Ayant attendu avec grand intérêt la réponse
de Votre Vénérable Grandeur, dans le but de mettre fin au questionnement de
l’Église orthodoxe autocéphale d’Albanie au sujet du Primat de la nouvelle
Église orthodoxe autocéphale d’Ukraine, nous avons reçu votre Lettre et, en
séance de notre Saint-Synode (7 mars de cette année), nous avons étudié en
détail son contenu. En raison de la gravité du sujet, il est de notre devoir de
donner, avec toujours un sincère respect, certaines explications et précisions.

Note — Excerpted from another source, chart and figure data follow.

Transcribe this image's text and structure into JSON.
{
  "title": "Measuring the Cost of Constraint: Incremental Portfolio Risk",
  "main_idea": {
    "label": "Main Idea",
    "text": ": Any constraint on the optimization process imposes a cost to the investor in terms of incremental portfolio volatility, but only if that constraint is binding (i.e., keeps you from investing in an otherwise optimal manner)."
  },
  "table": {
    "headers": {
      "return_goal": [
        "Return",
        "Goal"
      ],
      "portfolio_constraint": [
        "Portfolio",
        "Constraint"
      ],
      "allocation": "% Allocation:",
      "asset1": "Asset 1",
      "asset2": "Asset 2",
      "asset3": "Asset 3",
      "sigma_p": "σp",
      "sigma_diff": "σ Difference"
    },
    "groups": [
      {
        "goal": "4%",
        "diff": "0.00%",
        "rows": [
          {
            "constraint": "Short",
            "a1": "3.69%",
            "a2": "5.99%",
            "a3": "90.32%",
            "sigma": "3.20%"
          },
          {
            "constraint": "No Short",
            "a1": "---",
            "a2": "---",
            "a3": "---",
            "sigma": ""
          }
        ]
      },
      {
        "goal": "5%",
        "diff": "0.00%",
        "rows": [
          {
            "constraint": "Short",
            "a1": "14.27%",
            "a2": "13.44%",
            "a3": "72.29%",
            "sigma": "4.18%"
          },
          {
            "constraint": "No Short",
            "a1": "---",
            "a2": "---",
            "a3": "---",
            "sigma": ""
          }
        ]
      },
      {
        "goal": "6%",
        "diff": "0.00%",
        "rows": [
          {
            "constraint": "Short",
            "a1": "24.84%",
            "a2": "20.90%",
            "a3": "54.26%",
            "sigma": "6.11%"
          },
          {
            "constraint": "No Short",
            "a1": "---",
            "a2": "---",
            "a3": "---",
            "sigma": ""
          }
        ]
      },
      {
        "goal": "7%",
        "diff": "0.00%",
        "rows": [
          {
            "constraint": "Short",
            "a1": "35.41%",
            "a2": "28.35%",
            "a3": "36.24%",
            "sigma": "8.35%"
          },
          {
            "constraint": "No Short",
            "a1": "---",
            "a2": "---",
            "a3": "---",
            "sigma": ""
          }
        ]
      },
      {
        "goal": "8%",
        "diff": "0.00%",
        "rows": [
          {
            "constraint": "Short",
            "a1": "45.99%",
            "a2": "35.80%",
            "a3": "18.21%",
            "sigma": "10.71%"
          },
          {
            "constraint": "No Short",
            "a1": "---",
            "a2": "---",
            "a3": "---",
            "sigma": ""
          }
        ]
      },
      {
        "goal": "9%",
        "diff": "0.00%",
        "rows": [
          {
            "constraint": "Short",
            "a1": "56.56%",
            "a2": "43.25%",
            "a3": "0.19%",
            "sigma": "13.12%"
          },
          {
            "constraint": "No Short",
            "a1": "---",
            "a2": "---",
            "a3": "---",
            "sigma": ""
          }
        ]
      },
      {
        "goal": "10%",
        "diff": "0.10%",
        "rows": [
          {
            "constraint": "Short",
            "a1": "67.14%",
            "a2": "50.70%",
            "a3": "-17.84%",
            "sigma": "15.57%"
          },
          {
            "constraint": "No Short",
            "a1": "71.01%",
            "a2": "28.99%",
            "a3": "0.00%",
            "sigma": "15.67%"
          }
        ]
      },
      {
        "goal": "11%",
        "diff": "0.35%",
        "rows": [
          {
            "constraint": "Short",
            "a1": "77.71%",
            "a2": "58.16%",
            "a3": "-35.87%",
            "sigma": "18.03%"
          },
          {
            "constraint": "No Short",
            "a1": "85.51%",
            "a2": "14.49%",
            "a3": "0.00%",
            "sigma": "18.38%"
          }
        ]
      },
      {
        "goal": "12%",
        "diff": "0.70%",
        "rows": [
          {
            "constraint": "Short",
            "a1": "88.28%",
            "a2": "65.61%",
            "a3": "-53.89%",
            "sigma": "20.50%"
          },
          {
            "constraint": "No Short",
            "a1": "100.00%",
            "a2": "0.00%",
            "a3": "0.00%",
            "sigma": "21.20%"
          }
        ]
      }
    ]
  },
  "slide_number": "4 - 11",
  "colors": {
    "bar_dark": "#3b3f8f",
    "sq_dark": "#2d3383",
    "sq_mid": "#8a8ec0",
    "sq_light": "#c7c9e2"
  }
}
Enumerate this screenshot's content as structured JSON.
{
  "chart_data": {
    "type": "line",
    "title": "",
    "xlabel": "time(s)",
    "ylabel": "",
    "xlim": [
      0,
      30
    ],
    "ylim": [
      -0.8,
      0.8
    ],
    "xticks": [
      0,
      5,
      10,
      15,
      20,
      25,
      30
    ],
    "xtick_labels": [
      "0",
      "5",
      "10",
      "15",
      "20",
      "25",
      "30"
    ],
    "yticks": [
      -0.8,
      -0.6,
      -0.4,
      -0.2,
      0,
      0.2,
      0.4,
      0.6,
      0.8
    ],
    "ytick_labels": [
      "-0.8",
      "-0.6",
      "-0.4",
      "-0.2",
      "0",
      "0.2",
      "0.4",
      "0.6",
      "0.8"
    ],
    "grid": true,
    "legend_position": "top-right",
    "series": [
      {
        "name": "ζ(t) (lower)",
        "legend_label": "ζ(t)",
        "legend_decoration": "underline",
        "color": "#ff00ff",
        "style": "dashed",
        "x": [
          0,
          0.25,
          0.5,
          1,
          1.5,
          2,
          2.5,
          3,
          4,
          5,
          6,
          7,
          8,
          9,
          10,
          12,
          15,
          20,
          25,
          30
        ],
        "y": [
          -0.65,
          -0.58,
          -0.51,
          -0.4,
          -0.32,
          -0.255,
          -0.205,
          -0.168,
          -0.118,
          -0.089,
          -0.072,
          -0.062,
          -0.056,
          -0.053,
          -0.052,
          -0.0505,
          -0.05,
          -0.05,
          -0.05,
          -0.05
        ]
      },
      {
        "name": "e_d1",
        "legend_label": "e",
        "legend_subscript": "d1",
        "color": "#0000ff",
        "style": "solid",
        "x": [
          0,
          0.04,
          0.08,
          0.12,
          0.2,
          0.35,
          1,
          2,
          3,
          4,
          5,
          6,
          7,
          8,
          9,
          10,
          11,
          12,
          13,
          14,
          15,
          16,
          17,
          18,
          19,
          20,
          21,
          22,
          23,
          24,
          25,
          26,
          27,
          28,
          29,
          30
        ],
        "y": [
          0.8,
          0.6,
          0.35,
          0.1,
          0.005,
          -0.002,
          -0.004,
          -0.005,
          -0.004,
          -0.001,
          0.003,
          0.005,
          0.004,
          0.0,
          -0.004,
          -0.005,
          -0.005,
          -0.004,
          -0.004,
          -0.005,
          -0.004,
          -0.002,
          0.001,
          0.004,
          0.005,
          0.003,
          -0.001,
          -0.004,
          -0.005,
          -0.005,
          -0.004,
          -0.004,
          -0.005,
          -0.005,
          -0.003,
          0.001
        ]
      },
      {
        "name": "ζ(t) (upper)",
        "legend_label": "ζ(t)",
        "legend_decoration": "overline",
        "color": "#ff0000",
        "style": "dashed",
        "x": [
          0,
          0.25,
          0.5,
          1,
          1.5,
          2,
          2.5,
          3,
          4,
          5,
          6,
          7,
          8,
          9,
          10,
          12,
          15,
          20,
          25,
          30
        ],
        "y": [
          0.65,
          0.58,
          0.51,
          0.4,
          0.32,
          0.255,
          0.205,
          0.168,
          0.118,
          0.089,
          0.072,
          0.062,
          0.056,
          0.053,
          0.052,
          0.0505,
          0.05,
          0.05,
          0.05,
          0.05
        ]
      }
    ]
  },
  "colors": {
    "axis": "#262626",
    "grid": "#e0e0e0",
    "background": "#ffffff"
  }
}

1. Dans notre Lettre du 14 janvier de cette
année, il n’y avait aucun doute quant au devoir et au droit du Patriarcat
œcuménique d’octroyer l’autocéphalie chaque fois que les circonstances
l’exigent. Nous nous sommes questionnés principalement sur la procédure [de l’octroi de l’autocéphalie
ukrainienne, ndt] et
particulièrement sur une question ecclésiologique fondamentale pour
l’Orthodoxie. Ce qui est écrit dans les premières pages de Votre Lettre de
réponse ne se rapporte manifestement pas à la perplexité que nous avions
exprimée. Pour cette raison, nous ne l’aborderons pas ici. Nous nous
limiterons, simplement, n’étant nullement influencés par l’argumentation
d’autres Églises autocéphales, à relever trois questions qui se réfèrent à la
tradition émanant du Saint-Esprit et à la conscience de l’Église
orthodoxe : 1) La divine Eucharistie, 2) La succession apostolique et 3) La
conciliarité. Notre inquiétude s’est centrée tout particulièrement sur la
question cruciale des sacres épiscopaux, de la succession apostolique. C’est
sur cette base qu’a été souligné avant tout le rôle perfide de l’auto-proclamé
« Patriarche d’honneur de Kiev et de toute la Rus-Ukraine » M.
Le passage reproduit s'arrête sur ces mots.